Early Biological Management of Weeds

In the 1930s the prickly pear cactus (Opuntia spp.) was successfully controlled by a weed-feeding scale (Dactylopius opuntiae) on Santa Cruz Island off the coast of California (Goeden, 1993; Turner, 1992). One of the most notable achievements, however, occurred on rangeland where devastation by Klamath weed (Hypericum perforatum) so decreased land values that ranchers were not allowed to use their ranches as collateral to borrow money for chemicals to control the noxious weed. In 1946 the arthropods Chrysolina hyperici and C. quadrigemina were released and by 1956 had consumed 99 percent of the Klamath weed, increasing the price of land 300 to 400 percent (DeBach and Rosen, 1991).
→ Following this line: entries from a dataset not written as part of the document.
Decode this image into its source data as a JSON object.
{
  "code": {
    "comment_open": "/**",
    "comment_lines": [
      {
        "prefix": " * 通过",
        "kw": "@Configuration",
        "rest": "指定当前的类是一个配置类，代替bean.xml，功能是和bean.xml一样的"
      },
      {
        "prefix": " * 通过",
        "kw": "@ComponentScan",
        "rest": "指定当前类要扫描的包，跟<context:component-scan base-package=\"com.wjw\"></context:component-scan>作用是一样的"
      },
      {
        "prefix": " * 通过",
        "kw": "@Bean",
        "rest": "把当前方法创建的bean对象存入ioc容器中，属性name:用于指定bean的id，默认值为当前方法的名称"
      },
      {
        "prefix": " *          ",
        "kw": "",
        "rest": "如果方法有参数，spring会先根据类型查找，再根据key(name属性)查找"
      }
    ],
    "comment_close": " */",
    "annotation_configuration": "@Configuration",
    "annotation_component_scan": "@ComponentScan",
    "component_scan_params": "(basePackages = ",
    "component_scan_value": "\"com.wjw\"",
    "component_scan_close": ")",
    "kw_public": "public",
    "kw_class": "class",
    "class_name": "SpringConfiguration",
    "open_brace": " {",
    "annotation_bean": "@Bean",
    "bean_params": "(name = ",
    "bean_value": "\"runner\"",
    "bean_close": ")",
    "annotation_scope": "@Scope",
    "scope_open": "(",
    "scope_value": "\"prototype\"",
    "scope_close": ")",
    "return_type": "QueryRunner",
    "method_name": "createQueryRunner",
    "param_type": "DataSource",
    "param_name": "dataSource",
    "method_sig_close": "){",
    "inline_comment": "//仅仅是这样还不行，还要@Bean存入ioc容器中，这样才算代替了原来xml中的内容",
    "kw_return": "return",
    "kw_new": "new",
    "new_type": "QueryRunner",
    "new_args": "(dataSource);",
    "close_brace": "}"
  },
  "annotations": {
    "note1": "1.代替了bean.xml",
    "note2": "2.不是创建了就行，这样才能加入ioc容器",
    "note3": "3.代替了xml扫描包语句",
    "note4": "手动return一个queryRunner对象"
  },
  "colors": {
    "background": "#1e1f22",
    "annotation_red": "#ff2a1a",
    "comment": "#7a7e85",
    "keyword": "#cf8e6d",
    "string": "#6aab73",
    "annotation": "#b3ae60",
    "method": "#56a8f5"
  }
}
The first organized attempt at biological control of an aquatic weed was directed against alligator weed (Alternanthera philoxeroides). More than 30 arthropods that parasitize this weed were found in South America in the weed's native range. Of these organisms, a flea beetle (Agasicles), was found to be safe and potentially effective and was introduced into the United States. Today, alligator weed remains under check in most of the South; however, the effectiveness of the flea beetle has been reduced in Mississippi as a result of extensive aerial spraying of chemical insecticides, and the flea beetles alone are usually not sufficient to manage this weed in high visibility areas such as golf course ponds and irrigation canals.

For water hyacinth, plant pathogens were suggested as possible biocontrol organisms as early as the 1930s in India. It was not until 1970, however, that a serious commitment was made by the University of Florida, the U.S. Army Corps of Engineers, and Florida Department of Natural Resources to explore the potential of microbial pathogens to control aquatic weeds. Several pathogens of alligator weed, water hyacinth, hydrilla, and Eurasian water milfoil were soon discovered, and three fungi—Cercospora rodmanii, Fusarium culmorum, and Mycoleptodiscus terrestris—were studied in detail for development as bioherbicides for water hyacinth, hydrilla, and Eurasian water milfoil, respectively, in Florida, Mississippi, and Massachusetts (Charudattan, 1990a).